# How do extraneous solutions arise from radical equations?

Mar 8, 2015

In general, extraneous solutions arise when we perform non-invertible operations on both sides of an equation. (That is, they sometimes arise, but not always.)

Squaring (or raising to any other even power) is a non-invertible operation. Solving equations involving square roots involves squaring both sides of an equation.

Example 1 : To show the idea:
The equations: $x - 1 = 4$ and $x = 5$, have exactly the same set of solutions.
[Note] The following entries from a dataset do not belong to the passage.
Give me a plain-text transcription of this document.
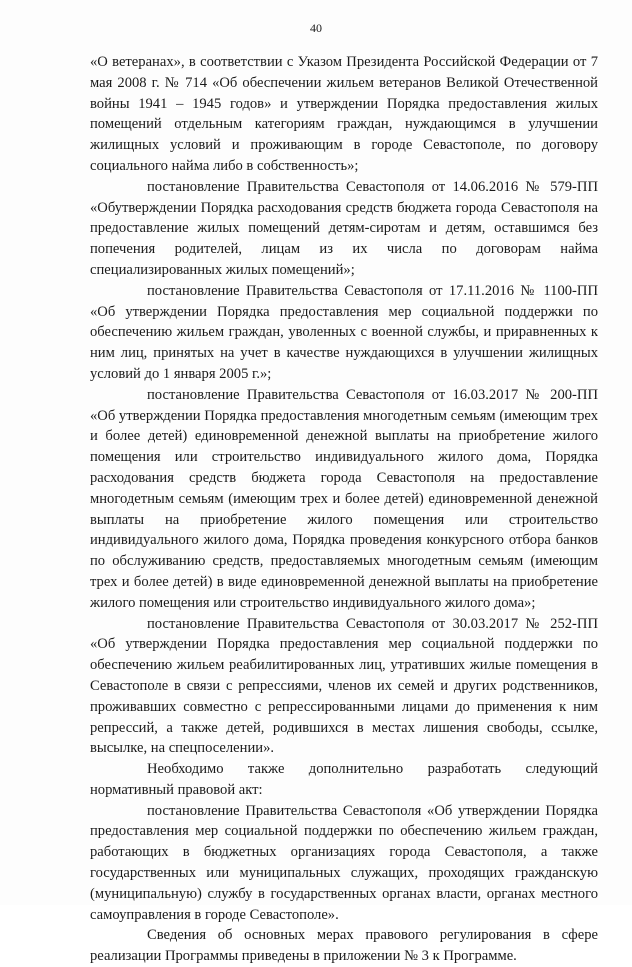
40

«О ветеранах», в соответствии с Указом Президента Российской Федерации от 7 мая 2008 г. № 714 «Об обеспечении жильем ветеранов Великой Отечественной войны 1941 – 1945 годов» и утверждении Порядка предоставления жилых помещений отдельным категориям граждан, нуждающимся в улучшении жилищных условий и проживающим в городе Севастополе, по договору социального найма либо в собственность»;

постановление Правительства Севастополя от 14.06.2016 № 579-ПП «Обутверждении Порядка расходования средств бюджета города Севастополя на предоставление жилых помещений детям-сиротам и детям, оставшимся без попечения родителей, лицам из их числа по договорам найма специализированных жилых помещений»;

постановление Правительства Севастополя от 17.11.2016 № 1100-ПП «Об утверждении Порядка предоставления мер социальной поддержки по обеспечению жильем граждан, уволенных с военной службы, и приравненных к ним лиц, принятых на учет в качестве нуждающихся в улучшении жилищных условий до 1 января 2005 г.»;

постановление Правительства Севастополя от 16.03.2017 № 200-ПП «Об утверждении Порядка предоставления многодетным семьям (имеющим трех и более детей) единовременной денежной выплаты на приобретение жилого помещения или строительство индивидуального жилого дома, Порядка расходования средств бюджета города Севастополя на предоставление многодетным семьям (имеющим трех и более детей) единовременной денежной выплаты на приобретение жилого помещения или строительство индивидуального жилого дома, Порядка проведения конкурсного отбора банков по обслуживанию средств, предоставляемых многодетным семьям (имеющим трех и более детей) в виде единовременной денежной выплаты на приобретение жилого помещения или строительство индивидуального жилого дома»;

постановление Правительства Севастополя от 30.03.2017 № 252-ПП «Об утверждении Порядка предоставления мер социальной поддержки по обеспечению жильем реабилитированных лиц, утративших жилые помещения в Севастополе в связи с репрессиями, членов их семей и других родственников, проживавших совместно с репрессированными лицами до применения к ним репрессий, а также детей, родившихся в местах лишения свободы, ссылке, высылке, на спецпоселении».

Необходимо также дополнительно разработать следующий нормативный правовой акт:

постановление Правительства Севастополя «Об утверждении Порядка предоставления мер социальной поддержки по обеспечению жильем граждан, работающих в бюджетных организациях города Севастополя, а также государственных или муниципальных служащих, проходящих гражданскую (муниципальную) службу в государственных органах власти, органах местного самоуправления в городе Севастополе».

Сведения об основных мерах правового регулирования в сфере реализации Программы приведены в приложении № 3 к Программе.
Namely: $\left\{5\right\}$.

Square both sides of $x = 5$ to get the new equation: ${x}^{2} = 25$. The solution set of this new equation is; $\left\{- 5 , 5\right\}$. The $- 5$ is an extraneous solution introduced by squaring the two expressions

Square both sides of $x - 1 = 4$ to get ${x}^{2} - 2 x + 1 = 16$
which is equivalent to ${x}^{2} - 2 x - 15 = 0$.
and, rewriting the left, $\left(x + 3\right) \left(x - 5\right) = 0$.
So the solution set is $\left\{- 3 , 5\right\}$.
This time, it is $- 3$, that is the extra solution.

Example2 : Extraneous solution.
Solve $x = 2 + \sqrt{x + 18}$
Subtracting $2$ from both sides: $x - 2 = \sqrt{x + 18}$

Squaring (!) gives ${x}^{2} - 4 x + 4 = x + 18$
This requires, ${x}^{2} - 5 x - 14 = 0$.
Factoring to get $\left(x - 7\right) \left(x + 2\right) = 0$

finds the solution set to be $\left\{7 , - 2\right\}$.
Checking these reveals that $- 2$ is not a solution to the original equation. (It is a solution to the 3rd equation -- the squared equation.)

Example 3 : No extraneous solution.
Solve $\sqrt{{x}^{2} + 9} = x + 3$
Squaring (!) gives, ${x}^{2} + 9 = {\left(x + 3\right)}^{2} = {x}^{2} + 6 x + 9$
Which leads to $0 = 6 x$ which has only one solution, $0$ which works in the original equation.